Is the Small Investor in yet?

There is lots of speculation that the small investor is not involved in the bull market (cyclical that is) that began in 2003. A few thoughts on the matter (and I’ll try to be conservative).

  • Searching for the 90s – I think it’s safe to say that by late 1999 just about every doctor, mechanical engineer and shoe-shine boy was buying shares in the market. Many of the current analysts attempting to counter the “we’ve-reached-another-top” theory are looking for the exact same characteristics that defined the stock bubble of the 90s but this is not the case in secular bear markets. On the contrary, it is these exact circumstances of rises and declines that express the insecure and grueling years of a bear market (note that bear doesn’t necessarily indicate a decline but rather a series of years with an overall return that falls far below the rate of monetary inflation).
  • The Savings Rate – Now I am aware that many of you will retort with “But we have other ways of saving such as 401(k)s and these are not counted in the government’s Savings numbers”. While this may be true it is still reasonable to assume that this discounts the ability for the average to invest further in stocks and the sort while many long-term savings plan draw funds directly from one’s employer.
  • Institutionally Familiar – Additionally, many of these accounts are now run by managers of funds of funds. It would therefore be logical to say that these portfolios no longer act as individual investors themselves but rather as large chunks of trading seen quite similar to the institutional interest we’ve been seeing. These funds naturally are also subject to risk taking such as short-selling.
  • A Theory: Two things happened to the many speculators (I’m sure you know them) who took part in the euphoric boom of the 90s. They either a) they made a decent fortune and invested it elsewhere (Real Estate? Art, Collectibles?) or b) they lost most of their capital (in the likes of JSDU, CSCO or MSFT) and quickly turned themselves into long-term investors. It should not take long for these same individuals to realize how enduring that “long-term” truly is. When they do I can see some serious cashing out, especially in favor of some better alternatives that come to mind, along the way.
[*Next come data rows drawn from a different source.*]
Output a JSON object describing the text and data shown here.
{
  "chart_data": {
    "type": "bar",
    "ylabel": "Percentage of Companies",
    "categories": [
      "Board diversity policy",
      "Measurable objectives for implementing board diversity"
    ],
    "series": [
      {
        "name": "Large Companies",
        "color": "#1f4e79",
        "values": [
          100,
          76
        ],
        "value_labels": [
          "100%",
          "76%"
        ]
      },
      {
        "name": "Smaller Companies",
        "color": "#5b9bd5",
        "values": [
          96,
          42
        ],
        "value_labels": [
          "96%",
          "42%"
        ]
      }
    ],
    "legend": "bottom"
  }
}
Dow buyers in 1929-1930, even those who bought on the dip after the Great Crash, did not see black until about 33 years later!
  • In the meantime, while visiting the Motley Fool I found this poll (man, I love polls)…
The Motley Poll

Most of my nest egg is invested in …

  • Stocks
  • Mutual funds
  • Bonds
  • Savings/money market account
Results:

  • Stocks

    (6237 votes – 48%)

  • Mutual funds

    (5156 votes – 40%)

  • Bonds

    (277 votes – 2%)

  • Savings/money market account

    (1338 votes – 10%)

I guess we can conclude that the small investor is in it but you’re free to draw your own.